5-(2-(N-morpholinyl)) acetylamino-N-phenylacetyl-1,3,4,9-tetrahydrochysene-1H-β-carboline

5-(2-(4-methylpiperazine base)) acetylamino-N-phenylacetyl-1,3,4,9-tetrahydrochysene-1H-β-carboline

5-(2-is amino) acetylamino-N-phenylacetyl-1,3,4,9-tetrahydrochysene-1H-β-carboline

5-(2-Threonine base) amino-N-phenylacetyl-1,3,4,9-tetrahydrochysene-1H-β-carboline

5-(2-proline(Pro) base) amino-N-phenylacetyl-1,3,4,9-tetrahydrochysene-1H-β-carboline

6-(2-is amino) acetylamino-N-phenylacetyl-1,3,4,9-tetrahydrochysene-1H-β-carboline

5-methoxycarbonyl-N-phenylacetyl-1,3,4,9-tetrahydrochysene-1H-β-carboline

5-(α-amino-isovaleric acid is amino)-N-phenylacetyl-1,3,4,9-tetrahydrochysene-1H-β-carboline

5-(L-Ala is amino)-N-phenylacetyl-1,3,4,9-tetrahydrochysene-1H-β-carboline

5-(3-is amino) propanoylamino-N-phenylacetyl-1,3,4,9-tetrahydrochysene-1H-β-carboline.

5. a pharmaceutical composition, wherein containing aromatic base alkyloyl tetrahydro-beta-carboline according to claim 1 and derivative thereof or pharmacy acceptable salt, and pharmaceutically acceptable carrier.

6. pharmaceutical composition according to claim 5, is characterized in that, described pharmaceutical composition is formulated into injectable fluid, aerosol, emulsifiable paste, gelifying agent, pill, capsule, syrup, transdermal patch.
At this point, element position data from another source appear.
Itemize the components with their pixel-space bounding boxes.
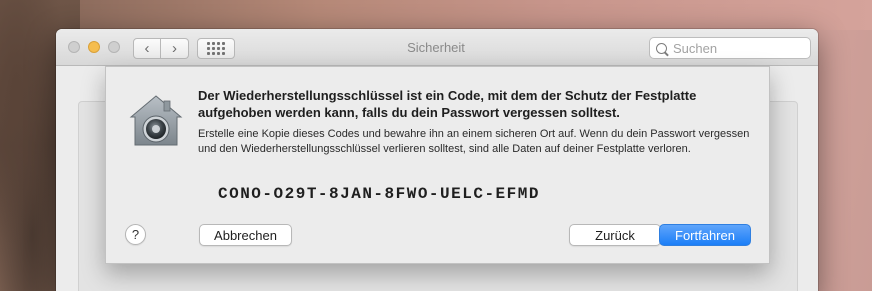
search-input[interactable] [673,40,803,56]
continue-button[interactable]: Fortfahren [659,224,751,246]
recovery-key-sheet: Der Wiederherstellungsschlüssel ist ein … [105,66,770,264]
close-window-button[interactable] [68,41,80,53]
show-all-button[interactable] [197,38,235,59]
grid-icon [207,42,225,55]
sheet-headline: Der Wiederherstellungsschlüssel ist ein … [198,88,697,120]
forward-button[interactable]: › [161,38,189,59]
back-sheet-button[interactable]: Zurück [569,224,661,246]
help-button[interactable]: ? [125,224,146,245]
filevault-lock-icon [129,95,183,146]
minimize-window-button[interactable] [88,41,100,53]
search-icon [656,42,667,54]
chevron-left-icon: ‹ [144,40,150,57]
desktop-wallpaper [80,0,872,30]
chevron-right-icon: › [172,40,177,57]
search-field[interactable] [649,37,811,59]
back-button[interactable]: ‹ [133,38,161,59]
zoom-window-button[interactable] [108,41,120,53]
sheet-description: Erstelle eine Kopie dieses Codes und bew… [198,128,750,155]
titlebar: ‹ › Sicherheit [56,29,818,66]
cancel-button[interactable]: Abbrechen [199,224,292,246]
window-title: Sicherheit [407,40,465,55]
recovery-key-code: CONO-O29T-8JAN-8FWO-UELC-EFMD [218,185,540,203]
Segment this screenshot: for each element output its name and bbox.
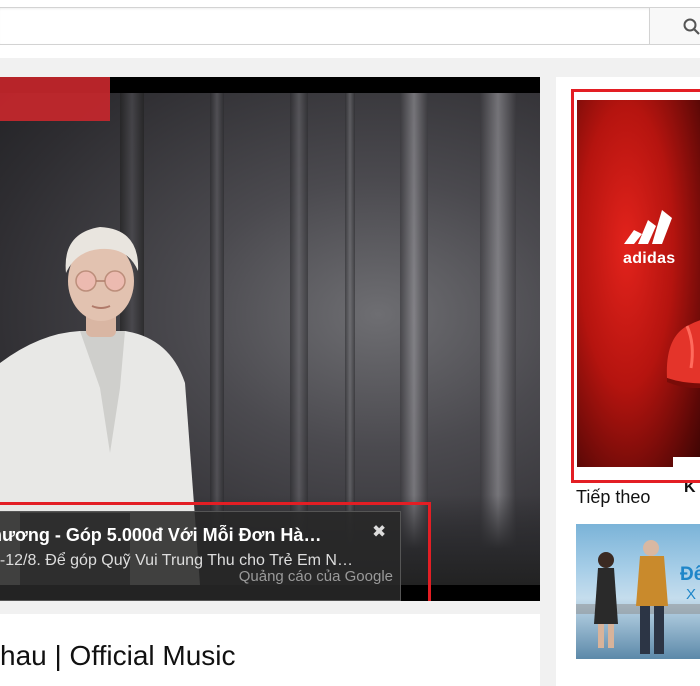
search-input[interactable] [0,7,650,45]
overlay-ad-highlight [0,502,431,601]
up-next-thumbnail[interactable]: Đê X [576,524,700,659]
thumbnail-subtext: X [686,586,697,603]
video-player[interactable]: hương - Góp 5.000đ Với Mỗi Đơn Hà… 0-12/… [0,77,540,601]
sidebar-ad-highlight [571,89,700,483]
thumbnail-figures [576,540,700,654]
thumbnail-text: Đê [680,564,700,585]
video-info: hau | Official Music [0,614,540,686]
masthead [0,0,700,58]
video-title: hau | Official Music [0,640,236,671]
channel-banner [0,77,110,121]
search-icon [683,18,700,35]
search-button[interactable] [649,7,700,45]
up-next-label: Tiếp theo [576,487,651,507]
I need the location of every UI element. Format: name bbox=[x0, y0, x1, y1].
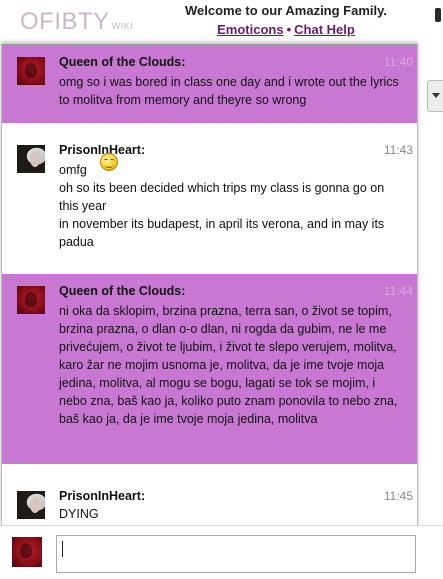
laughing-emoticon-icon bbox=[100, 153, 118, 171]
emoticons-link[interactable]: Emoticons bbox=[217, 22, 283, 37]
dropdown-toggle[interactable] bbox=[427, 80, 443, 112]
message-line: in november its budapest, in april its v… bbox=[59, 217, 385, 249]
chat-message: PrisonInHeart: 11:43 omfg oh so its been… bbox=[2, 133, 417, 283]
chat-message: Queen of the Clouds: 11:44 ni oka da skl… bbox=[2, 274, 417, 464]
header-links: Emoticons • Chat Help bbox=[170, 22, 402, 37]
message-line: ni oka da sklopim, brzina prazna, terra … bbox=[59, 304, 398, 426]
message-input[interactable] bbox=[56, 535, 416, 573]
message-text: DYING bbox=[59, 505, 399, 523]
site-logo[interactable]: OFIBTY WIKI bbox=[20, 8, 133, 36]
avatar-image bbox=[25, 292, 37, 307]
window-edge bbox=[431, 0, 443, 44]
message-text: ni oka da sklopim, brzina prazna, terra … bbox=[59, 302, 399, 428]
chevron-down-icon bbox=[432, 93, 440, 98]
avatar[interactable] bbox=[17, 286, 45, 314]
message-composer bbox=[0, 525, 443, 579]
message-text: omfg oh so its been decided which trips … bbox=[59, 161, 399, 251]
avatar[interactable] bbox=[17, 57, 45, 85]
avatar[interactable] bbox=[17, 145, 45, 173]
message-line: omg so i was bored in class one day and … bbox=[59, 75, 399, 107]
link-separator: • bbox=[286, 22, 292, 37]
message-text: omg so i was bored in class one day and … bbox=[59, 73, 399, 109]
message-list[interactable]: Queen of the Clouds: 11:40 omg so i was … bbox=[1, 44, 418, 526]
message-line: oh so its been decided which trips my cl… bbox=[59, 181, 385, 213]
avatar[interactable] bbox=[17, 491, 45, 519]
message-time: 11:40 bbox=[383, 55, 413, 69]
chat-header: OFIBTY WIKI Welcome to our Amazing Family… bbox=[0, 0, 443, 44]
chat-message: Queen of the Clouds: 11:40 omg so i was … bbox=[2, 45, 417, 123]
message-time: 11:44 bbox=[383, 284, 413, 298]
chat-help-link[interactable]: Chat Help bbox=[294, 22, 355, 37]
message-line: DYING bbox=[59, 507, 99, 521]
logo-text: OFIBTY bbox=[20, 8, 110, 35]
text-caret bbox=[62, 541, 63, 557]
message-author[interactable]: Queen of the Clouds: bbox=[59, 55, 185, 69]
welcome-message: Welcome to our Amazing Family. bbox=[184, 3, 387, 18]
avatar-image bbox=[25, 63, 37, 78]
message-author[interactable]: Queen of the Clouds: bbox=[59, 284, 185, 298]
chat-message: PrisonInHeart: 11:45 DYING bbox=[2, 479, 417, 525]
avatar-image bbox=[20, 543, 32, 558]
avatar-face bbox=[30, 151, 40, 167]
message-time: 11:45 bbox=[383, 489, 413, 503]
logo-suffix: WIKI bbox=[111, 21, 134, 31]
message-author[interactable]: PrisonInHeart: bbox=[59, 489, 145, 503]
message-time: 11:43 bbox=[383, 143, 413, 157]
user-avatar[interactable] bbox=[12, 537, 42, 567]
avatar-face bbox=[30, 497, 40, 513]
edge-marker bbox=[435, 8, 441, 22]
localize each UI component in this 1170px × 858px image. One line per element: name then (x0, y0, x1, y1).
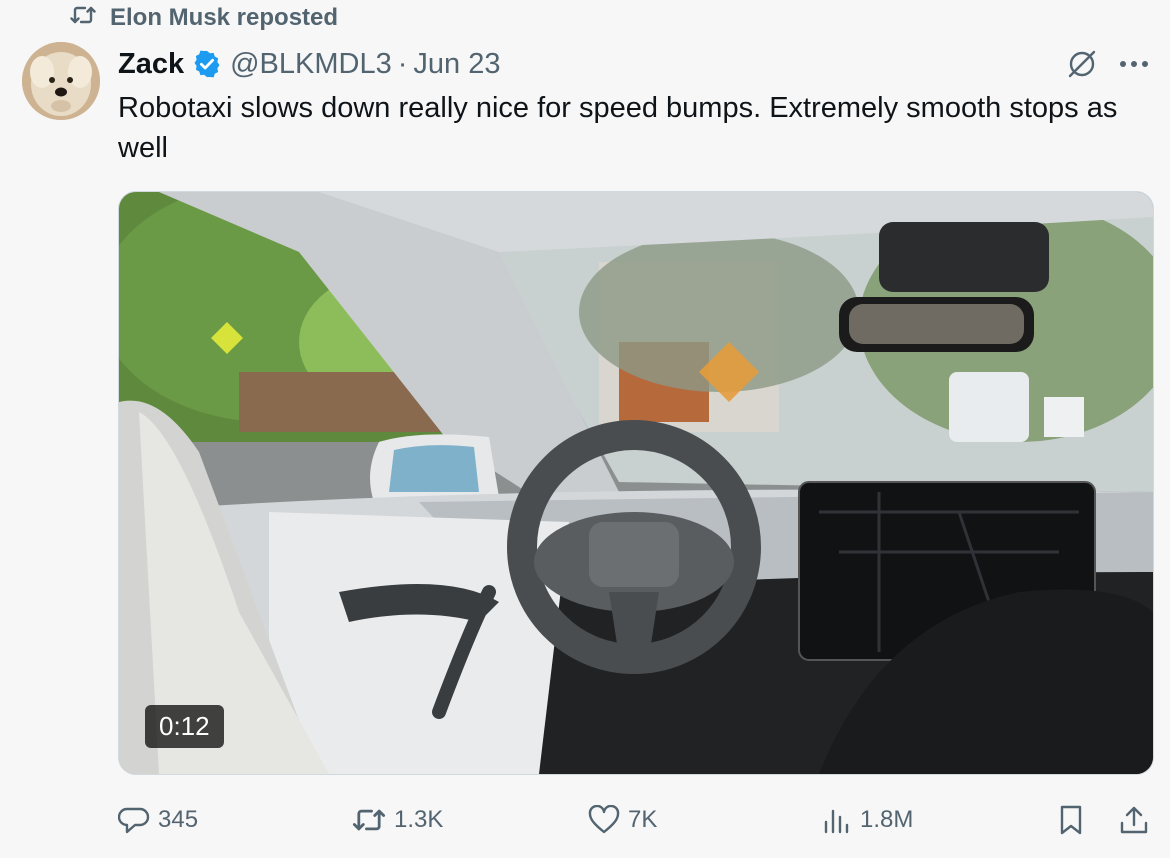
reply-button[interactable]: 345 (118, 800, 198, 840)
tweet-date[interactable]: Jun 23 (413, 48, 500, 81)
video-frame (119, 192, 1153, 774)
share-icon (1118, 803, 1150, 837)
views-chart-icon (822, 805, 852, 835)
repost-label: Elon Musk reposted (110, 4, 339, 31)
repost-context[interactable]: Elon Musk reposted (70, 4, 338, 32)
like-button[interactable]: 7K (588, 800, 657, 840)
reply-count: 345 (158, 806, 199, 833)
bookmark-button[interactable] (1056, 800, 1086, 840)
bookmark-icon (1056, 803, 1086, 837)
action-bar: 345 1.3K 7K 1.8M (118, 800, 1158, 840)
video-duration: 0:12 (145, 705, 224, 748)
more-icon[interactable] (1116, 48, 1152, 80)
like-count: 7K (628, 806, 658, 833)
tweet-text: Robotaxi slows down really nice for spee… (118, 92, 1118, 164)
repost-count: 1.3K (394, 806, 444, 833)
avatar[interactable] (22, 42, 100, 120)
views-button[interactable]: 1.8M (822, 800, 913, 840)
repost-button[interactable]: 1.3K (352, 800, 443, 840)
header-separator: · (397, 47, 408, 80)
repost-action-icon (352, 806, 386, 834)
view-count: 1.8M (860, 806, 914, 833)
repost-icon (70, 4, 96, 33)
author-name[interactable]: Zack (118, 48, 184, 81)
grok-icon[interactable] (1064, 46, 1100, 82)
tweet-video[interactable]: 0:12 (118, 191, 1154, 775)
heart-icon (588, 805, 620, 835)
share-button[interactable] (1118, 800, 1150, 840)
verified-badge-icon[interactable] (192, 49, 222, 79)
author-handle[interactable]: @BLKMDL3 (230, 48, 392, 81)
reply-icon (118, 804, 150, 836)
tweet-header: Zack @BLKMDL3 · Jun 23 (118, 44, 500, 84)
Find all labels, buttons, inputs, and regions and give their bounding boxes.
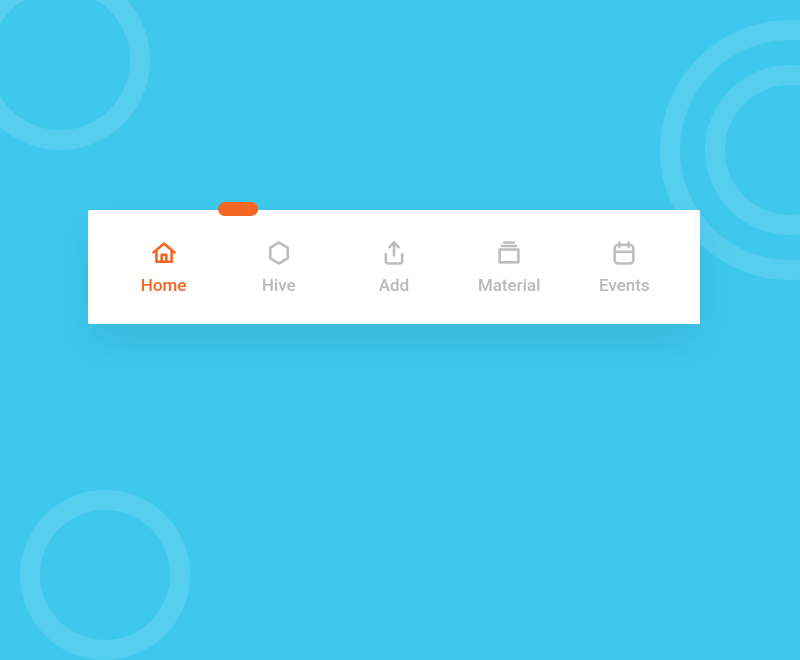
tab-label: Hive [262,276,296,296]
calendar-icon [609,238,639,268]
tab-label: Add [379,276,409,296]
archive-icon [494,238,524,268]
decorative-circle [0,0,150,150]
tab-hive[interactable]: Hive [229,238,329,296]
tab-material[interactable]: Material [459,238,559,296]
bottom-tab-bar: Home Hive Add Material Events [88,210,700,324]
home-icon [149,238,179,268]
tab-label: Events [599,276,650,296]
hexagon-icon [264,238,294,268]
tab-add[interactable]: Add [344,238,444,296]
decorative-circle [20,490,190,660]
active-tab-indicator [218,202,258,216]
tab-home[interactable]: Home [114,238,214,296]
share-up-icon [379,238,409,268]
tab-label: Home [141,276,187,296]
tab-events[interactable]: Events [574,238,674,296]
tab-label: Material [478,276,541,296]
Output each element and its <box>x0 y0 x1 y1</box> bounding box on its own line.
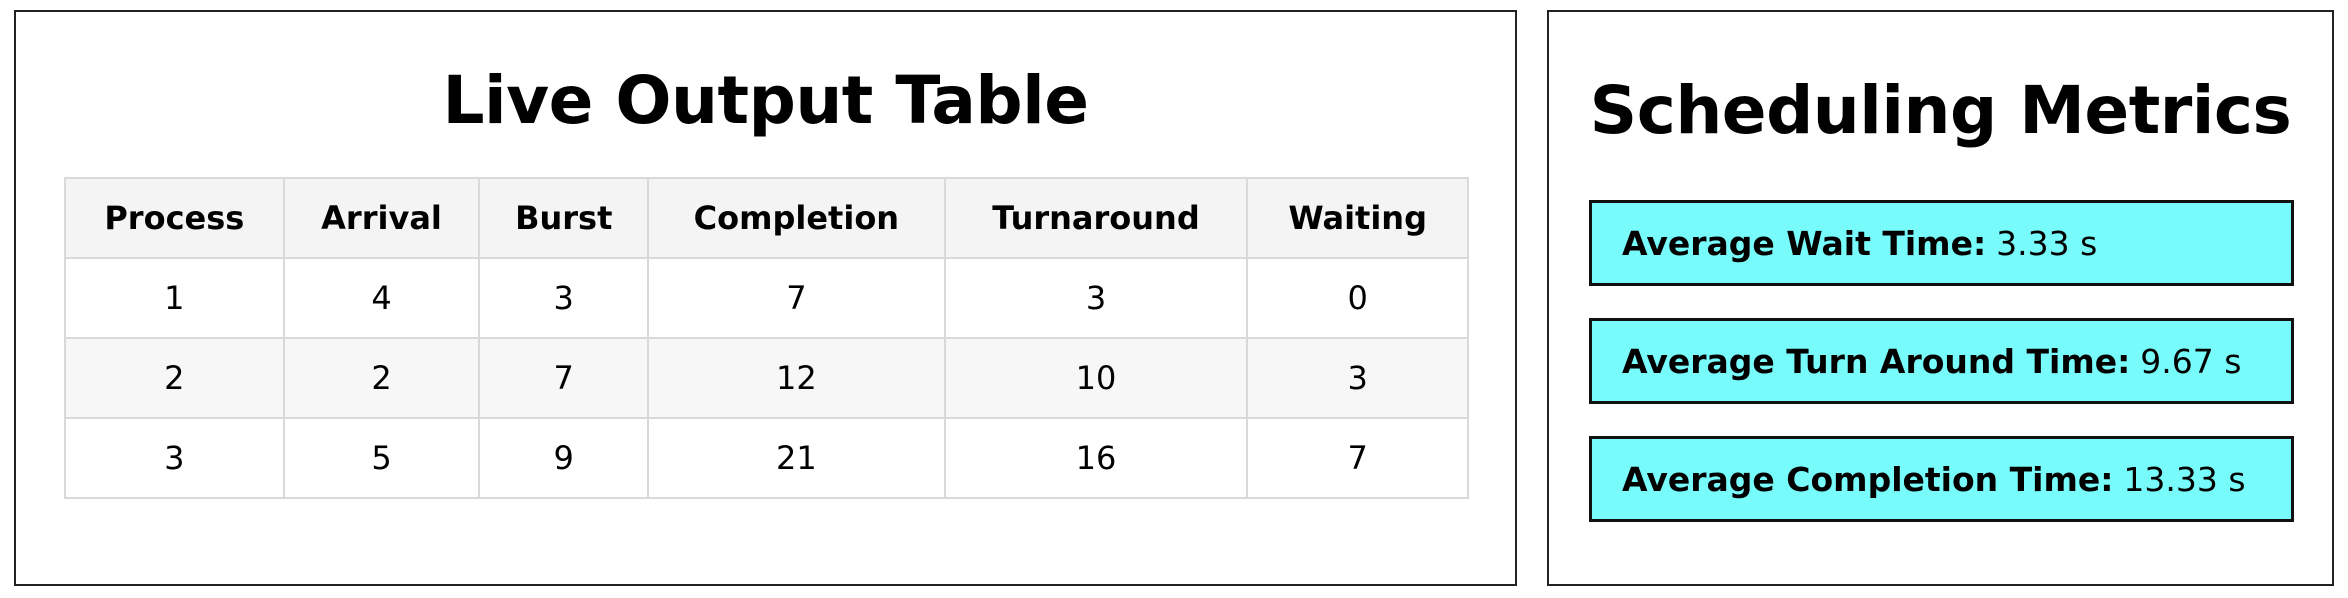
cell-waiting: 7 <box>1246 417 1469 499</box>
cell-burst: 7 <box>478 337 650 419</box>
cell-waiting: 3 <box>1246 337 1469 419</box>
cell-completion: 12 <box>647 337 946 419</box>
scheduling-metrics-panel: Scheduling Metrics Average Wait Time: 3.… <box>1547 10 2334 586</box>
average-completion-time-label: Average Completion Time: <box>1622 459 2114 499</box>
cell-arrival: 4 <box>282 257 481 339</box>
table-header-row: Process Arrival Burst Completion Turnaro… <box>64 177 1469 259</box>
cell-process: 3 <box>64 417 285 499</box>
cell-arrival: 2 <box>282 337 481 419</box>
column-header-burst: Burst <box>478 177 650 259</box>
output-table-panel: Live Output Table Process Arrival Burst … <box>14 10 1517 586</box>
cell-turnaround: 16 <box>943 417 1249 499</box>
page: Live Output Table Process Arrival Burst … <box>0 0 2348 598</box>
column-header-turnaround: Turnaround <box>943 177 1249 259</box>
average-wait-time-label: Average Wait Time: <box>1622 223 1987 263</box>
cell-completion: 21 <box>647 417 946 499</box>
table-row: 2 2 7 12 10 3 <box>64 337 1469 419</box>
cell-burst: 9 <box>478 417 650 499</box>
column-header-process: Process <box>64 177 285 259</box>
cell-turnaround: 3 <box>943 257 1249 339</box>
average-completion-time-value: 13.33 s <box>2123 459 2246 499</box>
average-turnaround-time-card: Average Turn Around Time: 9.67 s <box>1589 318 2294 404</box>
scheduling-metrics-title: Scheduling Metrics <box>1589 72 2292 149</box>
average-wait-time-card: Average Wait Time: 3.33 s <box>1589 200 2294 286</box>
average-wait-time-value: 3.33 s <box>1996 223 2098 263</box>
cell-process: 1 <box>64 257 285 339</box>
cell-process: 2 <box>64 337 285 419</box>
average-turnaround-time-value: 9.67 s <box>2140 341 2242 381</box>
table-row: 1 4 3 7 3 0 <box>64 257 1469 339</box>
output-table-title: Live Output Table <box>442 62 1089 139</box>
column-header-completion: Completion <box>647 177 946 259</box>
average-turnaround-time-label: Average Turn Around Time: <box>1622 341 2131 381</box>
table-row: 3 5 9 21 16 7 <box>64 417 1469 499</box>
cell-arrival: 5 <box>282 417 481 499</box>
column-header-waiting: Waiting <box>1246 177 1469 259</box>
cell-turnaround: 10 <box>943 337 1249 419</box>
column-header-arrival: Arrival <box>282 177 481 259</box>
cell-completion: 7 <box>647 257 946 339</box>
cell-waiting: 0 <box>1246 257 1469 339</box>
output-table: Process Arrival Burst Completion Turnaro… <box>64 177 1469 499</box>
cell-burst: 3 <box>478 257 650 339</box>
average-completion-time-card: Average Completion Time: 13.33 s <box>1589 436 2294 522</box>
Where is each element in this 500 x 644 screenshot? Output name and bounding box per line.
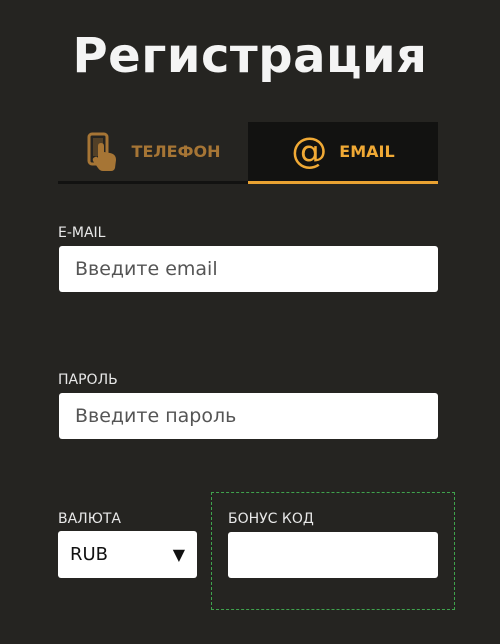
currency-select-value: RUB — [70, 544, 109, 565]
at-icon: @ — [291, 130, 328, 172]
email-label: E-MAIL — [58, 225, 106, 241]
tab-phone-label: ТЕЛЕФОН — [131, 142, 221, 161]
page-title: Регистрация — [72, 28, 428, 84]
email-input[interactable] — [59, 246, 438, 292]
currency-select[interactable]: RUB ▼ — [58, 531, 197, 578]
phone-hand-icon — [86, 132, 120, 172]
tab-email[interactable]: @ EMAIL — [248, 122, 438, 184]
bonus-code-input[interactable] — [228, 532, 438, 578]
currency-label: ВАЛЮТА — [58, 511, 121, 527]
chevron-down-icon: ▼ — [172, 545, 185, 564]
password-input[interactable] — [59, 393, 438, 439]
tab-phone[interactable]: ТЕЛЕФОН — [58, 122, 248, 184]
registration-page: Регистрация ТЕЛЕФОН @ EMAIL E-MAIL ПАРОЛ… — [0, 0, 500, 644]
bonus-code-label: БОНУС КОД — [228, 511, 314, 527]
registration-tabs: ТЕЛЕФОН @ EMAIL — [58, 122, 438, 184]
tab-email-label: EMAIL — [339, 142, 395, 161]
password-label: ПАРОЛЬ — [58, 372, 118, 388]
7. aromatic base alkyloyl tetrahydro-beta-carboline according to claim 1 and derivative thereof or the purposes of pharmacy acceptable salt in preparation treatment metabolic disease medicine.

8. aromatic base alkyloyl tetrahydro-beta-carboline according to claim 1 and derivative thereof or the purposes of pharmacy acceptable salt in preparation treatment diabetes and diabetes complicated disease drug.

9. aromatic base alkyloyl tetrahydro-beta-carboline according to claim 1 and derivative thereof or the purposes of pharmacy acceptable salt in preparation treatment Metabolic syndrome disease drug.

10. the application according to any one of claim 7-9, is characterized in that, described medicine be used alone or with other drug conbined usage.